Claudia glowered. “Absolutely not!”
Polly persisted. “It’s not so unusual for women over forty to have this little problem occasionally. I mean, I do, whenever I laugh or sneeze. I wear pads—”
“I really do not need to hear the details of your personal hygiene.”
“Of course not, but my point is that many women—”

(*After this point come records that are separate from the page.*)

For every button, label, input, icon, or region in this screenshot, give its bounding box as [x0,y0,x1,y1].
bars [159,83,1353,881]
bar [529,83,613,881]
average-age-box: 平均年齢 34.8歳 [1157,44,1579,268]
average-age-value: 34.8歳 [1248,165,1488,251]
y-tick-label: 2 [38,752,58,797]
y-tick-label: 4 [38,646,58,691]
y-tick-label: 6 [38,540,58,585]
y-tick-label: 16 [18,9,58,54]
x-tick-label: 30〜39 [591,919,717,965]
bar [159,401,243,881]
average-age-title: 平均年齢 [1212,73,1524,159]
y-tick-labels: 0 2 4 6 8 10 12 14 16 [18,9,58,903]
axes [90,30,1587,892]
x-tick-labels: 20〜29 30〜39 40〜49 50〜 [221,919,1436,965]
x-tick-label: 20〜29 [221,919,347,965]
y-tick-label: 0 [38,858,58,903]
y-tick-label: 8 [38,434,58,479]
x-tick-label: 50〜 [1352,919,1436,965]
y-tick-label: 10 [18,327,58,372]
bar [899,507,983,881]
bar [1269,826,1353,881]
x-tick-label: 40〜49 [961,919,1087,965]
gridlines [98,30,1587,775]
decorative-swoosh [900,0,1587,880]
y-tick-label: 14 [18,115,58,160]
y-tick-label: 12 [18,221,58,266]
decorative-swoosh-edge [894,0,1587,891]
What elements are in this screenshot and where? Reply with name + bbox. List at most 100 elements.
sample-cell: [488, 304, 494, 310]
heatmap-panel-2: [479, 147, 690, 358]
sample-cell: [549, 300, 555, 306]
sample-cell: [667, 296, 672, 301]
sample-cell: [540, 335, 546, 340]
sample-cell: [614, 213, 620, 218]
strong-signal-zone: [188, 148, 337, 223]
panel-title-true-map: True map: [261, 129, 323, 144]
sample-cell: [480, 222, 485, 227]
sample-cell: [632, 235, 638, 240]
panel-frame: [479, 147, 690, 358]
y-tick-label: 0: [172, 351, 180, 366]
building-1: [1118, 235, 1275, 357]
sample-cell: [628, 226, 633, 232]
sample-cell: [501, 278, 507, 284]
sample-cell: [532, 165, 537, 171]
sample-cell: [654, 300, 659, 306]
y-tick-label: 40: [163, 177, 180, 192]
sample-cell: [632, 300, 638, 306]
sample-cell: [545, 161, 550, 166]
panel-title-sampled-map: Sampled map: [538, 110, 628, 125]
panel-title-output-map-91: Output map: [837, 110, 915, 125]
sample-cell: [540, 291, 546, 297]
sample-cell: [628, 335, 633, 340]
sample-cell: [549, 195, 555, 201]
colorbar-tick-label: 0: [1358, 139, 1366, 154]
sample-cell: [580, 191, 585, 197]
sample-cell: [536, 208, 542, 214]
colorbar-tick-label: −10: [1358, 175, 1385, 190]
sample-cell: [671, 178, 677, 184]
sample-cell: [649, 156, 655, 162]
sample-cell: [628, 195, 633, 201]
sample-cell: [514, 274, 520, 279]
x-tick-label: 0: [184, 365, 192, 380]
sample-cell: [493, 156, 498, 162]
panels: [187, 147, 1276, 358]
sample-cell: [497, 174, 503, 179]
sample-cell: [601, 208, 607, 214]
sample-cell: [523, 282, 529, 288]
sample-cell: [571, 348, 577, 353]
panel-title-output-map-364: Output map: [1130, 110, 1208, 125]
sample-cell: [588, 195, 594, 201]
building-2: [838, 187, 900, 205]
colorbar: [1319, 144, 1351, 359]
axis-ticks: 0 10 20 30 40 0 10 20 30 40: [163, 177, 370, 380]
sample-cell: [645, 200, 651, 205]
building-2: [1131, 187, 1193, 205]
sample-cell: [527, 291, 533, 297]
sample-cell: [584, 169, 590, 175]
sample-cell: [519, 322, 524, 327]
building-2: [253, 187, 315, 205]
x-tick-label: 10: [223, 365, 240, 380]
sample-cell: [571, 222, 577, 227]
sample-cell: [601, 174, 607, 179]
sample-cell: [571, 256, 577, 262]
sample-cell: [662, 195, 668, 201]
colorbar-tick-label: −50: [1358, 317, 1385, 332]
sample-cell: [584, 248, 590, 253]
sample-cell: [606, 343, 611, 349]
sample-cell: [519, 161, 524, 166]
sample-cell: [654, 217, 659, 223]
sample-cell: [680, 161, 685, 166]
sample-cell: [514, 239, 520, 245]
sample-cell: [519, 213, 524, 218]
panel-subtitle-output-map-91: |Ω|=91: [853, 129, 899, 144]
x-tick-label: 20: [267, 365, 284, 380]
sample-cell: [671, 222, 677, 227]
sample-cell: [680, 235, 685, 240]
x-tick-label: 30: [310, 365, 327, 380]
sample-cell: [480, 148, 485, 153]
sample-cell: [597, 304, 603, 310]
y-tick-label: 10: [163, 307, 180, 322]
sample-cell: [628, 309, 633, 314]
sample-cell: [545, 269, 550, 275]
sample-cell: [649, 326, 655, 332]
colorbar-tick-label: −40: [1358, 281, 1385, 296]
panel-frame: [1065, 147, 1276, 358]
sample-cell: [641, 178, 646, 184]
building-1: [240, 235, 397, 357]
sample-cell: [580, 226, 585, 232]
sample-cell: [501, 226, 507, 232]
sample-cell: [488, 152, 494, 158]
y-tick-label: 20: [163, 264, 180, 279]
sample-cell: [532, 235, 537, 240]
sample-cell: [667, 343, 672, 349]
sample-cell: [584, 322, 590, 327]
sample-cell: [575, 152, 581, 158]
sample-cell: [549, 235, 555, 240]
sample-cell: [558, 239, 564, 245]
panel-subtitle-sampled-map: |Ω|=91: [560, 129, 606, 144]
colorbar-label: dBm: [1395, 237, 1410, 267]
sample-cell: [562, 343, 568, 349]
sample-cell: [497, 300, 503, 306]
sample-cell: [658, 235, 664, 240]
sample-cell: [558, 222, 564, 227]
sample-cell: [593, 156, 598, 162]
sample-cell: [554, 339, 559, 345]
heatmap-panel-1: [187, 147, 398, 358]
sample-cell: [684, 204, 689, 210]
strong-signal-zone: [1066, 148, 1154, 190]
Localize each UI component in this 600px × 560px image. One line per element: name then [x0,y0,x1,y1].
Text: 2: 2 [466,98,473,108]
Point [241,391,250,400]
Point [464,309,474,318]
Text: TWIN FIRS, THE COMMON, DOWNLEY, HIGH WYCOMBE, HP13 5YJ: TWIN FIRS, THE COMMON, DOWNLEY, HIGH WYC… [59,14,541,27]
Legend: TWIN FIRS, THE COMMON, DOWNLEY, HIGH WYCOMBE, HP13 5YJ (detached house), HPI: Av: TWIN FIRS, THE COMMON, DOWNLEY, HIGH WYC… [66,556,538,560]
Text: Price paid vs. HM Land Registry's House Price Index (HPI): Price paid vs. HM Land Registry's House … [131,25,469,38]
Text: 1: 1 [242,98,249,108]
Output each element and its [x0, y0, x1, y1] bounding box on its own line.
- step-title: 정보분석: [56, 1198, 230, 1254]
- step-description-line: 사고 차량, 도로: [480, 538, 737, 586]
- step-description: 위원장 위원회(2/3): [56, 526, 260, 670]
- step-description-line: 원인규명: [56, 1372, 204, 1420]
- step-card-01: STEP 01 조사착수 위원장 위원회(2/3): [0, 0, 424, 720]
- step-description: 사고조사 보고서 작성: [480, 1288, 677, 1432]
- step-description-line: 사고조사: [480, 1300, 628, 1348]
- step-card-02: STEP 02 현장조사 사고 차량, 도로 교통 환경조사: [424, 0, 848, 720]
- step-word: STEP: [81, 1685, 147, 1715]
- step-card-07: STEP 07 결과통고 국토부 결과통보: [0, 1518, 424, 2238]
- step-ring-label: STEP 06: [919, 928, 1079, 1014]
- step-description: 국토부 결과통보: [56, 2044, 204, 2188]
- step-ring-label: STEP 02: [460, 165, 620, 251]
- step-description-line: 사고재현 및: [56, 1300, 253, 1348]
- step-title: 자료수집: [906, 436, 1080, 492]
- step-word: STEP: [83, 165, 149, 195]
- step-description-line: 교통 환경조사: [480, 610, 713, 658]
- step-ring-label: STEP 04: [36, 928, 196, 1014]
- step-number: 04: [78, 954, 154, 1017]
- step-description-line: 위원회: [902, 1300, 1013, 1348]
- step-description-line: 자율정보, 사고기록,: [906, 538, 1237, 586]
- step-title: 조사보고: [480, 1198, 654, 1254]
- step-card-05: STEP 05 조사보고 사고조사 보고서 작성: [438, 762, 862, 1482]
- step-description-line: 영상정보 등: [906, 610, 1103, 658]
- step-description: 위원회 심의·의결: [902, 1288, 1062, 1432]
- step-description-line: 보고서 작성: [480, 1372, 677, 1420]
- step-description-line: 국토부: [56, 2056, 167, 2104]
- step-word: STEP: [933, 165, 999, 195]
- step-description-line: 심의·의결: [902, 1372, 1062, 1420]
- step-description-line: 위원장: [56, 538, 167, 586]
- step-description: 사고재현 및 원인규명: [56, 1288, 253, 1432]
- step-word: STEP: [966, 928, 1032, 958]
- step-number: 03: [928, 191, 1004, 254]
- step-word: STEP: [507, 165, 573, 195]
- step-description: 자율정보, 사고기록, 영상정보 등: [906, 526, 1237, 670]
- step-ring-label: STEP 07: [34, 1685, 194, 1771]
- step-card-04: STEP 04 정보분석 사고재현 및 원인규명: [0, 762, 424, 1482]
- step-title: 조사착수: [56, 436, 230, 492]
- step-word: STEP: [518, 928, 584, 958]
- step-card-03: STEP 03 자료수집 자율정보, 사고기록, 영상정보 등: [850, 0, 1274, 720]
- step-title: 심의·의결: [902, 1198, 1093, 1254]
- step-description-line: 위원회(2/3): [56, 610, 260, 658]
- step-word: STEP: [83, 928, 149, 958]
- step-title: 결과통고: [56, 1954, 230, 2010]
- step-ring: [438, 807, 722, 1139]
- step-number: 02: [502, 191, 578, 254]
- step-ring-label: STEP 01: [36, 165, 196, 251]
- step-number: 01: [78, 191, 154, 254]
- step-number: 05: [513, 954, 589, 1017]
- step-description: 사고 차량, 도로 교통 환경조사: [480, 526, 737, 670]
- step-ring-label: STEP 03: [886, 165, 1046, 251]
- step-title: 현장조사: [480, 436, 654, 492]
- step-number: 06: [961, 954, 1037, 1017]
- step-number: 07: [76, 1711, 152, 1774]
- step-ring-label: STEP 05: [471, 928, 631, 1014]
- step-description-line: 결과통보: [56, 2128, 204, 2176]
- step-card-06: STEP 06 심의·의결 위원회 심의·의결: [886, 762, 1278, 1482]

“I will not wear diapers!”
“No, no, I didn’t say diapers. I said pads. Like sanitary napkins. They’re very light and slender, and they come with strips now that attach to your panties. I tell you what, I’ll buy a package and if you want to try them, you can.”
Claudia presented Polly with a dark, enigmatic glare. Placing the smallest crust of croissant on her tongue, she gazed into space, as if she’d taken a psychedelic. After a while, she said, “Have you spoken with Carolyn Sperry today?”
By now, Polly was used to Claudia’s hairpin conversational curves. “No, not yet. We’ll meet at the spa after yoga on Friday night.”
“I see.” Claudia hesitated, studying her rings, sliding them up and down her fleshless fingers. They were too large for her now, so she sat with her hands curled to keep the rings from falling off. Addressing the ruby on her right hand, she said, “While we’re on the subject of physical functions, I suppose I should mention a slight problem I’m having in my elimination system.”
Polly waited for clarification.
Claudia turned her rings in silence.
Okay, Polly thought. A little challenge for her skills of interpretation. “Elimination. Um—are you constipated, perhaps?” When Claudia didn’t flinch, offended, Polly ventured further. “I remember Dr. Monroe mentioned that one of the possible consequences of your illness might be constipation. If that’s becoming a problem, there are lots of solutions. Laxatives by mouth, and suppositories.”